/ 18 November 2011

What might have been

What Might Have Been

The Loss Library and Other Unfinished Stories by Ivan Vladislavic (Umuzi)

Someone said there is a special place in hell for all the unwritten books. Perhaps what was meant is that there is a special hellish place in a writer’s mind for the books he or she has left unwritten.

And perhaps the place Ivan Vladislavic’s “I” visits in The Loss Library is a department of that Hades, but not a fire-and-brimstone one, just a hypermeticulous preservation of lost possibilities — or, for that matter, an infernal space that rewrites the myth of Tantalus.

But then there’s also a special genre of writers writing about what they didn’t write. Joseph Heller, late in life, managed to get a whole book-length book out of speculations about what he might have written (Picture This; it was dull).

Anthony Burgess berated another author for listing synopses of his unwritten books (unwritten because they couldn’t in some way be “worked out”), saying he thought one or two quite feasible.

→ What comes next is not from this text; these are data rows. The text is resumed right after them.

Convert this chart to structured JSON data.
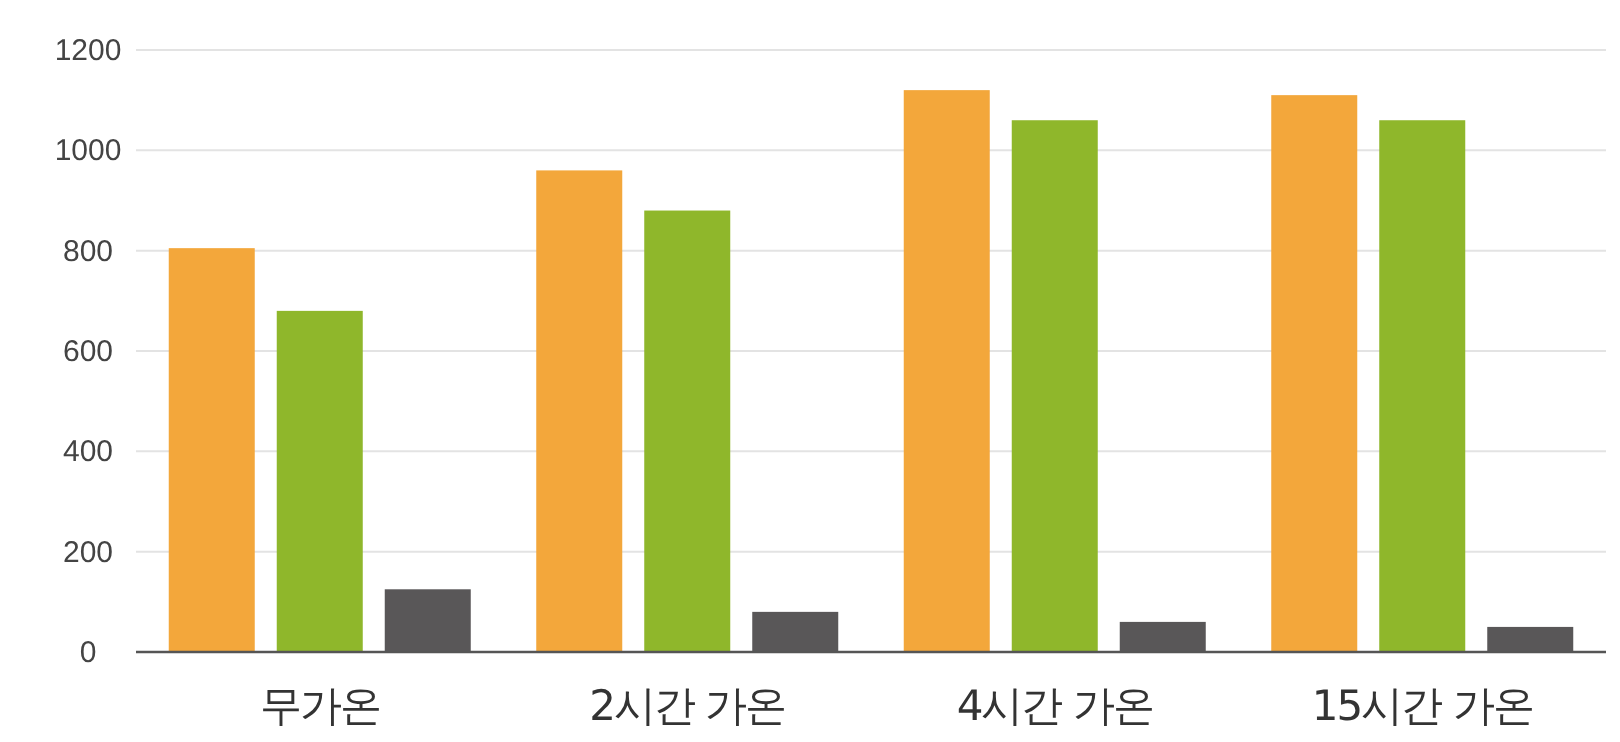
{
  "chart_data": {
    "type": "bar",
    "categories": [
      "무가온",
      "2시간 가온",
      "4시간 가온",
      "15시간 가온"
    ],
    "series": [
      {
        "color": "#f3a73b",
        "values": [
          805,
          960,
          1120,
          1110
        ]
      },
      {
        "color": "#8fb72b",
        "values": [
          680,
          880,
          1060,
          1060
        ]
      },
      {
        "color": "#595758",
        "values": [
          125,
          80,
          60,
          50
        ]
      }
    ],
    "ylim": [
      0,
      1200
    ],
    "yticks": [
      0,
      200,
      400,
      600,
      800,
      1000,
      1200
    ],
    "grid": "y"
  }
}
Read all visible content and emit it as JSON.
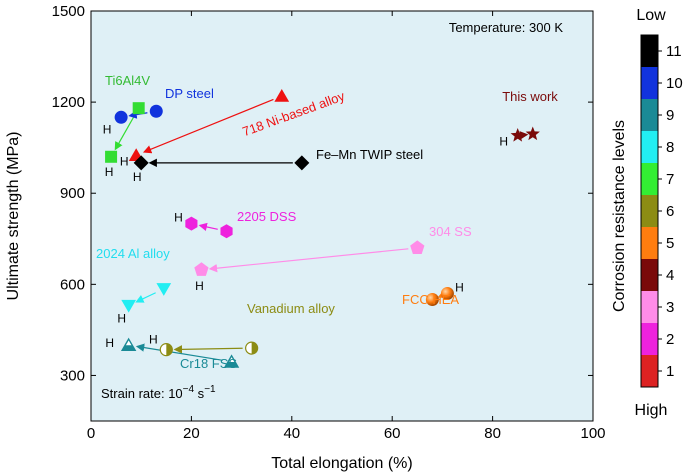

But then he, in turn, fathered a whole oeuvre of unwritten books (because they were fictional novels) on his author-character Toomey. And, by the way, Burgess’s own summary of the treatment he wrote for a James Bond movie, a movie naturally never made, is simply hilarious.

Other fictioneers have played with the idea of unfinishedness, with a deliberate fragmentation, or the slippage of beginnings and ends. Italo Calvino’s If on a Winter’s Night a Traveller is going as 10 opening chapters of different novels, which means the rest of those novels (chapters one to x) must be ghost novels.

Inner processes
In The Loss Library and Other Unfinished Stories, Vladislavic plays not only with the idea of unwritten books or stories, but also with the idea of finishing itself. Finishing can mean completing, but it also means to polish something (off?), give it a bit of a shine. Around the central story itself, Vladislavic constellates tales of tales untold or part told, old notes artfully interspersed with commentary — a writer introspecting about his own inner storytelling processes. It’s fascinating, tantalising and delightfully readable; the whole is as finished as a text can be while making a device of its own seams, gaps or disjunct layers.

Some of the stories Vladislavic didn’t get around to telling generate ideas or characters useful elsewhere, or characters such as Slobodan Boguslavic in his novel The Restless Supermarket. One at least tells the story of the backwards generation, as it were, of the Niewenhuizen character in The Folly — a character who is himself, as Vladislavic notes, “‘unfinished’ in Bakhtin’s sense”, which is to say less realistic or realised, more of a space for others’ projections.

Vladislavic’s attraction to numeric schemes is as interesting as JM Coetzee’s early computerised analysis of Beckett. Inspired by the French literary groupuscule OuLiPo, Vladislavic? plots a text based on the number 144 (12×12), but fails to write it because the counting of all those words becomes a real nightmare. Nowadays, perhaps computers, which are so good at counting anything, could help? I think it’s quite feasible.